At some point I thought, I would be better off writing my own game-specific serialization lol

But taking data out of ECS for serialization presents many problems :

  • The tedious deserialize plan : each Entity treated as OOP object. When deserialize back, use EntityManager to create an entity and attach each component back one by one. Then I need some kind of header saying this entity has which component, which will be translated to switch case on my deserializer since ECS is guarded by generic methods. ( ComponentType , or Type , or assembly qualified string of type would not suffice!)
  • Entity is not remapped. If I use C# binary serializer to serialize IComponentData for example, the Entity field inside would be meaningless on deserialize. Need to relink manually later.
  • Theoretically nothing could be faster than what Unity is doing right now.
  • Every time I think if something to increase speed, it always come with other complexity trade off. For example, I considered serializing NativeArray<T> which comes from chunk iteration. Then it could be based on only one chunk. However the API to specify which T I want is not elegant enough when playing around with chunk iteration. …it is hard to explain, but please try designing such API in your head and you will see why the “dumb chunk read/write” Unity is using actually make sense and not that dumb.
  • DynamicBuffer automatically/magically works. This is the memory which can actually go out of a chunk. I have tested that my dynamic buffers was deserialized correctly. (I use them to keep strings as buffers of bytes) This is the gateway to forward compatibility as it allows you to add more later. (In the scope of the same buffer type)
  • No “general purpose” serializer can be written on top of ECS (without reflection hack to use internal methods) because anything related to getting/setting data is “gated by generic”. That is the code must explicitly containing the type of your game somewhere. The code I write could never work for your game. Unless I use a scheme like IJobProcessComponentData with multiple amount of generics, so you can serialize upto that amount. Still not completely flexible, what if you want to serialize 6 components, 2 shared, and 2 dynamic buffer? The serialization wrapper probably don’t have that exact generic combination waiting.
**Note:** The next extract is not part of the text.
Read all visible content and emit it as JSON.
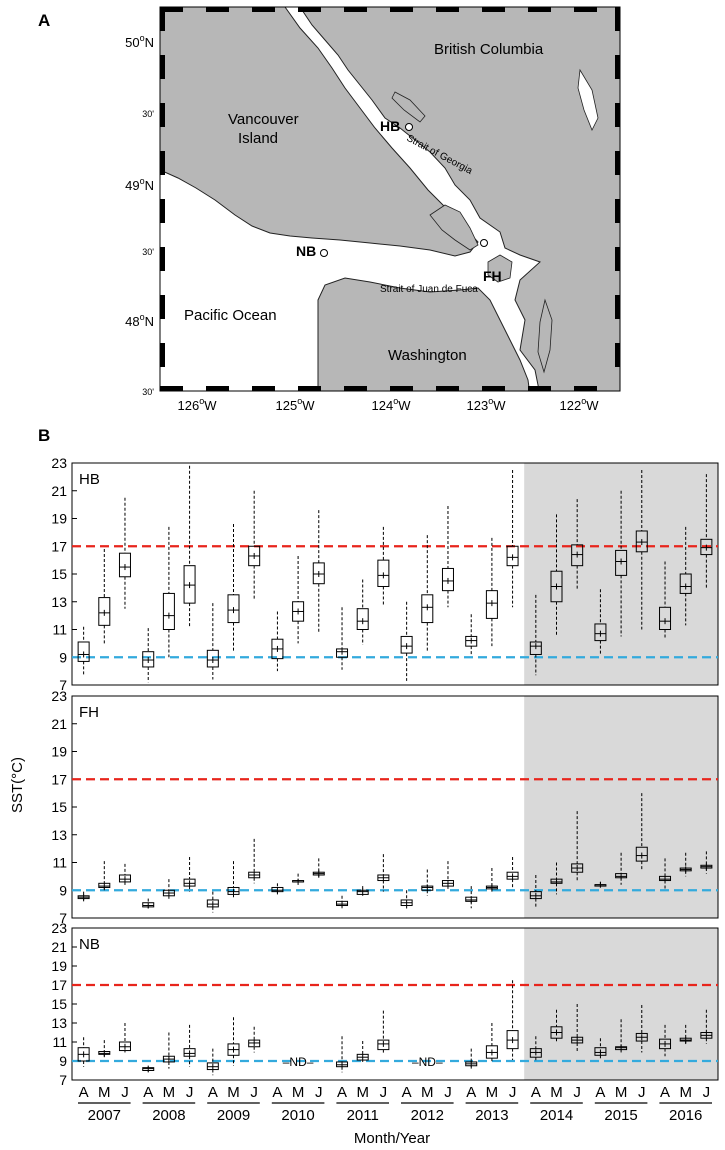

I agree that chunk writing is the way forward for ECS serialization since it utilize ECS’s special properties that no other general purpose serializer could ever match, but it needs to be much more robust. We are in preview anyways!

What’s the other solution we have?

My current (temporary) solution is to just use C# BinaryFormatter . However, I format a collection of IComponentData directly. Put [Serializable] on the struct then make a wrapper class to serialize them with chunk iteration.

Let’s say I have 1000 entities. All of them has component A and any B or C. I do chunk iteration on component group query all A and any B C. I then made a class SerializedData containing List<(A,B,C,Flag,Sentity)> which the flag shows availability of component of an entity, left the unrelated component as default .

On deserialize back I add component for only those available. This way we might waste a lot of space if only a few entities has C but C space has to be reserved for all, but it is easy enough for a temporary solution.

The stored Sentity is just Entity with [Serializable] on top.. it is because in the A B C I have stored Entity with relation to other serialized together entities, on deserializing if it knows what itself was then I can remap all Entity field manually, like the entity remapping explained earlier. Because Entity does not have [Serializable] , I put [NonSerialize] on them so C# ignores it.

Finally size comparison. C# serializer almost tripled in size from a chunk serialization! (Same encryption and compression)

You see you have to got balls and be a masochist if you want to dive into undocumented shiny features like this.